Des options irréalistes

Selon une étude publiée par l’ECSS intitulée « Regard sur l’avenir de la bande de Gaza », l’escalade israélo-palestinienne actuelle dans la bande de Gaza, suite à l’attaque du Hamas du 7 octobre, soulève la nécessité de réfléchir à une nouvelle approche pour aborder l’avenir de la bande, mais dans un cadre plus global lié à la résolution de la cause palestinienne sur la base d’une paix juste et globale et des résolutions de légitimité internationale. « Si le cessez-le-feu est la priorité qui occupe les activités diplomatiques actuelles, dans le but d’aider les civils et d’arrêter l’effusion de leur sang et par crainte d’un scénario de déclenchement de guerre régionale, la question du jour d’après à Gaza préoccupe les cercles politiques et intellectuels du monde entier. Car la réponse à cette question déterminera si le conflit israélo-palestinien explosera à nouveau comme les fois passées ou si la confrontation actuelle sera l’occasion de jeter de nouvelles bases permettant d’assurer une paix durable », souligne l’étude, avant d’ajouter que de nombreux groupes de réflexion et personnalités occidentales n’ont pas tardé à présenter différentes approches et perceptions sur l’après-cessez-le-feu à Gaza. « Ces perceptions occidentales sont biaisées et reposent, dans leur intégralité, sur trois hypothèses : premièrement, Israël réussira à atteindre son objectif d’éliminer le Hamas. deuxièmement, Israël sera libéré de toute responsabilité dans la bande de Gaza après le cessez-le-feu. Et troisièmement, une administration transitoire, onusienne ou arabe, sera nommée pour combler le vide à Gaza après la guerre avant que l’Autorité palestinienne n’assume par la suite la responsabilité de la bande ».

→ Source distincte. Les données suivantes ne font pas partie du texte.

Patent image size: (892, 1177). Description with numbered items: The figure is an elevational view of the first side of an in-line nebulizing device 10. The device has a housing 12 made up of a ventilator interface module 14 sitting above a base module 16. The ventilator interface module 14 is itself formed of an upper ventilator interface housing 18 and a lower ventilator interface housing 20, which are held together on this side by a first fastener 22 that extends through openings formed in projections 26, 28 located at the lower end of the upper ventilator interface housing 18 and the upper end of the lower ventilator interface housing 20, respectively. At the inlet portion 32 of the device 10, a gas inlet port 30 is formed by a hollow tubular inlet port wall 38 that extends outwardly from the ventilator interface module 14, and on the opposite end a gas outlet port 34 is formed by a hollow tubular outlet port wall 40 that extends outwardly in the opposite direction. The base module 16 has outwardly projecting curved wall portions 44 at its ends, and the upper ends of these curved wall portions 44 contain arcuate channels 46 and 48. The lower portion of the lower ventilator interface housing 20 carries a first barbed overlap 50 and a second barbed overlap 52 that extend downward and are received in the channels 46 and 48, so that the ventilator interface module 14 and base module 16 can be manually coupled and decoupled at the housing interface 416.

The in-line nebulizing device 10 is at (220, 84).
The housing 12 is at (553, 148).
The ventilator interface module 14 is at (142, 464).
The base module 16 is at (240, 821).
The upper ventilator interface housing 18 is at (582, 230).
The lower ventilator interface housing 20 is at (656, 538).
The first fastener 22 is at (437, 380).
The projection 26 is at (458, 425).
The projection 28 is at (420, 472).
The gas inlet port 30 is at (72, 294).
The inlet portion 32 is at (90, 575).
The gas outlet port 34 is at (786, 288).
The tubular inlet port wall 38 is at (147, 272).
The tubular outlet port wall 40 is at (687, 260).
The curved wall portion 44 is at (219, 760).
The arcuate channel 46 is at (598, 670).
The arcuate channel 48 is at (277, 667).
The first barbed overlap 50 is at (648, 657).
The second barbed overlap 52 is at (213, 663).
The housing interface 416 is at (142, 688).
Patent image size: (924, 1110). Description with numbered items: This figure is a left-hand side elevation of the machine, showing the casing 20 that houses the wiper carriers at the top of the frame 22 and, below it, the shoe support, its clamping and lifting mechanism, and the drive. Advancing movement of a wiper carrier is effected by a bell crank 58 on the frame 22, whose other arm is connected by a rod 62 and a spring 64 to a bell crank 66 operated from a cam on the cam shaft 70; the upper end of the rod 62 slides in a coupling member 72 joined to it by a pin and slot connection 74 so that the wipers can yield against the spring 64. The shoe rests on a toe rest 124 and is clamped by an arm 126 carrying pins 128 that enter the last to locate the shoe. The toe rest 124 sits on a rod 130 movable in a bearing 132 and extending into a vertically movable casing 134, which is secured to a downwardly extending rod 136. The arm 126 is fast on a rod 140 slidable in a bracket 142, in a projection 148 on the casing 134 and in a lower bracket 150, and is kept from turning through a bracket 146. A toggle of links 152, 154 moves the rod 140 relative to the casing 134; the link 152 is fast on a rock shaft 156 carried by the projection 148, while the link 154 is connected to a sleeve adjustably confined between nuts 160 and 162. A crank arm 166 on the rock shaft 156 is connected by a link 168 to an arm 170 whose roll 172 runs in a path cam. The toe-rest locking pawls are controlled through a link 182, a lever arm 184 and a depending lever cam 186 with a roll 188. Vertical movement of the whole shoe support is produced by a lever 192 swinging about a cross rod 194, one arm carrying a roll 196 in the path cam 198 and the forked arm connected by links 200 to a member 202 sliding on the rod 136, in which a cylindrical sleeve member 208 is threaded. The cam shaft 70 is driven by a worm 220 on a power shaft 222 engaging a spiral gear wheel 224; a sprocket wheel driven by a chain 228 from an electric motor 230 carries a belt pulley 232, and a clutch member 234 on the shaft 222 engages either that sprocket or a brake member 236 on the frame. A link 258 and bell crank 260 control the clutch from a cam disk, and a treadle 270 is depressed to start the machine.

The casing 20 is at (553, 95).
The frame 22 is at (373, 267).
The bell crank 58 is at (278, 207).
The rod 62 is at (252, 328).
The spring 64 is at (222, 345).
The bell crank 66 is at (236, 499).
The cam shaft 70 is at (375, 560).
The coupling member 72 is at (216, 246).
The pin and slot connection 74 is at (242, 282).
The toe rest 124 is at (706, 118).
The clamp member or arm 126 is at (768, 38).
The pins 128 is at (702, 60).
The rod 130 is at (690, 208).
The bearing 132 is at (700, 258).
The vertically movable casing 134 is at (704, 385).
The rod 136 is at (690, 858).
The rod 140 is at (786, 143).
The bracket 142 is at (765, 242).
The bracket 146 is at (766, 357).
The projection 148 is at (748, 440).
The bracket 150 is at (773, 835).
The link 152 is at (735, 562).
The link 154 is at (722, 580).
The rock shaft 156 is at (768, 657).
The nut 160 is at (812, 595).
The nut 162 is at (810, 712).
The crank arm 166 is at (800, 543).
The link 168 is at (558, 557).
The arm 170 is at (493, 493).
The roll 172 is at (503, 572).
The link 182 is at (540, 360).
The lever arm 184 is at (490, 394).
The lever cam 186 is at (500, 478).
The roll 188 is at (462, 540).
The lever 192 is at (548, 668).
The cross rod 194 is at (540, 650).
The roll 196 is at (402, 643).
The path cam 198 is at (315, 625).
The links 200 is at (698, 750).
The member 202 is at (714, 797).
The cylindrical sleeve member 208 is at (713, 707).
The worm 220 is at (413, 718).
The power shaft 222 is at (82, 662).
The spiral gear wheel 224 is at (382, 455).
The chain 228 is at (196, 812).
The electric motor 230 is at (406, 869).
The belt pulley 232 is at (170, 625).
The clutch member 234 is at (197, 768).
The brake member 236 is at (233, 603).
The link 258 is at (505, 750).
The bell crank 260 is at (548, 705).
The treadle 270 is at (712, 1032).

Selon Wahba, « discuter de l’avenir de Gaza est une question prématurée, puisque toutes ces perceptions occidentales ignorent la nécessité de parvenir d’abord à un cessez-le-feu, une étape nécessaire sans laquelle ces visions ne peuvent être mises en oeuvre ». Le spécialiste estime que la vision occidentale du jour d’après va de pair avec la vision israélienne qui cherche à séparer Gaza de la question globale ou de l’avenir de l’Etat palestinien. Elle vise également à libérer Israël de ses responsabilités en tant qu’une puissance occupante en cherchant à exporter la crise vers d’autres parties régionales et internationales. « L’avenir de la bande de Gaza doit être déterminé par les Palestiniens eux-mêmes et toute vision de l’avenir de la bande de Gaza ne doit pas être séparée du projet d’Etat palestinien », conclut Wahba.